La légitime défense est au coeur de la polémique sur la mise en examen pour homicide volontaire d’un policier de Seine-Saint-Denis, accusé d’avoir tué d’une balle dans le dos un multirécidiviste en fuite.
Ce que dit la loi : les règles de légitime défense ne sont pas identiques pour les policiers, soumis au droit commun, et les gendarmes, qui peuvent utiliser leurs armes après sommation.
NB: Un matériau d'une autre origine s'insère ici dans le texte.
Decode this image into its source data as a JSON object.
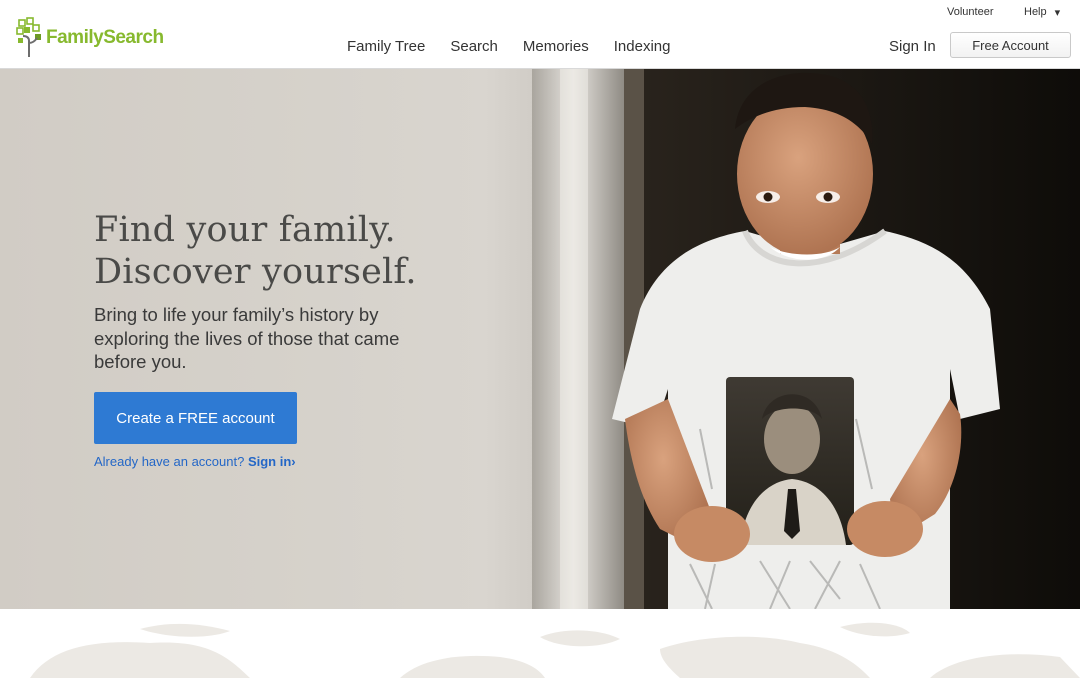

Selon le règlement général d’emploi de la police, l’usage de l’arme «est assujetti aux règles de la légitime défense et aux dispositions législatives et réglementaires en vigueur». L’article 122-5 du code pénal est la référence: «n’est pas pénalement responsable la personne qui, devant une atteinte injustifiée envers elle-même et autrui, accomplit, dans le même temps, un acte commandé par la nécessité de la légitime défense». Les gendarmes, militaires, sont assujettis à l’article L2338-3 du Code de la Défense: il prend en compte les menaces pour «déployer la force armée». Le texte dit aussi – ce qui n’est pas le cas pour les policiers – que lorsque les personnes invitées à s’arrêter par des appels répétés de halte Gendarmerie cherchent à échapper à leur garde, il peut y avoir usage de la «force armée».
Ce que veulent les syndicats de police : une «même loi» pour les deux forces de sécurité, préconise le Syndicat national des officiers de police (Snop – majoritaire). «Clarifier les choses» est une vieille revendication de toutes les organisations. Pour les syndicats de police, le gardien de la paix mis en examen par un juge d’instruction de Bobigny (Seine-Saint-Denis) pour «homicide volontaire», après voir tué d’une balle dans le dos un multirécidiviste en fuite, a agi en état de légitime défense, ce que le juge a exclu de facto. Alliance (second syndicat de gardiens de la paix) a lancé jeudi une pétition appelant à un «droit à la présomption de légitime défense» afin de mieux protéger policiers et gendarmes invoquant pour les deux l’article du Code de la Défense.